On June 1, 2026, the Chilean Financial Market Commission (“CMF”) issued General Regulation No. 569 (“NCG 569”), which amends General Regulation No. 514 (“NCG 514”) and incorporates Technical Annex No. 3, completing the regulatory framework applicable to the Open Finance System (“OFS”) established under Law No. 21,521, or Fintech Law.

The new regulation incorporates comments submitted during the public consultation processes conducted by the CMF and develops essential technical and operational elements for the implementation of the OFS, including interoperability standards, certification, information security, API functionality, consent mechanisms, participant directory, and testing environments.
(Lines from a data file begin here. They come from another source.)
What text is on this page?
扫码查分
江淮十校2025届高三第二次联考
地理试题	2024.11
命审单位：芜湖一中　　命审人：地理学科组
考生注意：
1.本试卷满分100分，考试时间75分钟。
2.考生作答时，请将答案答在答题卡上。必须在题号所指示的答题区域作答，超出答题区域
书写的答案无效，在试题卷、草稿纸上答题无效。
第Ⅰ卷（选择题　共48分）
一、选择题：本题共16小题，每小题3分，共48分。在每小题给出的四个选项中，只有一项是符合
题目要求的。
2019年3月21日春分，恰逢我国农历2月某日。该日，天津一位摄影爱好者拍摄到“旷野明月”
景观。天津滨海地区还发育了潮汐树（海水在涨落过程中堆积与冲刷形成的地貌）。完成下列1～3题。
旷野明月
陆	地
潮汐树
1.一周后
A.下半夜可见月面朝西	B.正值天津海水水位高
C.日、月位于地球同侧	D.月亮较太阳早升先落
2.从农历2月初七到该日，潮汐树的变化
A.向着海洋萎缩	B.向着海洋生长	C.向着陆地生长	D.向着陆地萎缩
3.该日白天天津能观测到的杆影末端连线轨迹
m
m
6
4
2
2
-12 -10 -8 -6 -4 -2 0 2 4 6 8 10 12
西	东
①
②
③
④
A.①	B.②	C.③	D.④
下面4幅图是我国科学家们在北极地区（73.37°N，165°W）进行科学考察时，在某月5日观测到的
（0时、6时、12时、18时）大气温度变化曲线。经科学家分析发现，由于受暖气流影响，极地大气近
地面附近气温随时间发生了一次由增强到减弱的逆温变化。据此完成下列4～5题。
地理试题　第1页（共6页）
The amendments are particularly relevant for information provider institutions (“IPI”), account provider institutions (“IPC”), information-based service providers (“PSBI”), and payment initiation service providers (“PSIP”), which will need to assess the impact of the new technical, operational, and security requirements applicable to their participation in the OFS.

Key aspects:

• Incorporation of Technical Annex No. 3: The regulation establishes the technical standards required for the operation of the OFS, covering matters such as APIs, authentication, digital certificates, interoperability, functional testing, information security, participant directory, and testing environments.
• New licensing, certification, and participation requirements: The regulation strengthens the requirements applicable to PSBI, PSIP, IPI, and IPC, incorporating additional documentary, operational, and technical requirements, as well as more detailed rules on security certifications, functional testing, and compliance validation.
• Simplified participation regime: A simplified regime is established for certain smaller IPIs, with differentiated obligations and a more limited scope of participation within the OFS, to facilitate the incorporation of entities with smaller operational scale, while maintaining minimum operational and security standards.
• Strengthening of the API and interoperability model: The regulation develops technical standards for the exchange of information and provision of services through APIs, including availability, performance, operational continuity, monitoring, contingency management, and alternative operating mechanisms.
• Sandbox and Participant Directory: The operation of the Sandbox and the OFS participant directory is regulated in greater detail, including registration requirements, information update obligations, testing conditions, and identification of the different participants.
• Consents, authentication, and security: The regulation further develops the rules applicable to the granting, management, and revocation of customer consents, together with adjustments to strong authentication, identity verification, authorization management, and security controls.
• Pilot period for APIs: A 60-day pilot stage is established for APIs that become operational, during which certain performance metrics and service levels will not be required.
• New reporting and supervisory obligations: New reporting obligations to the CMF are incorporated regarding the operation of the OFS, use of APIs, consent management, and other relevant operational aspects.
• Effective date: NCG 569 adjusts the implementation timeline of the OFS, extending the technological preparation and operational adaptation period provided under NCG 514. Accordingly, the entry into operation is set for July 2027.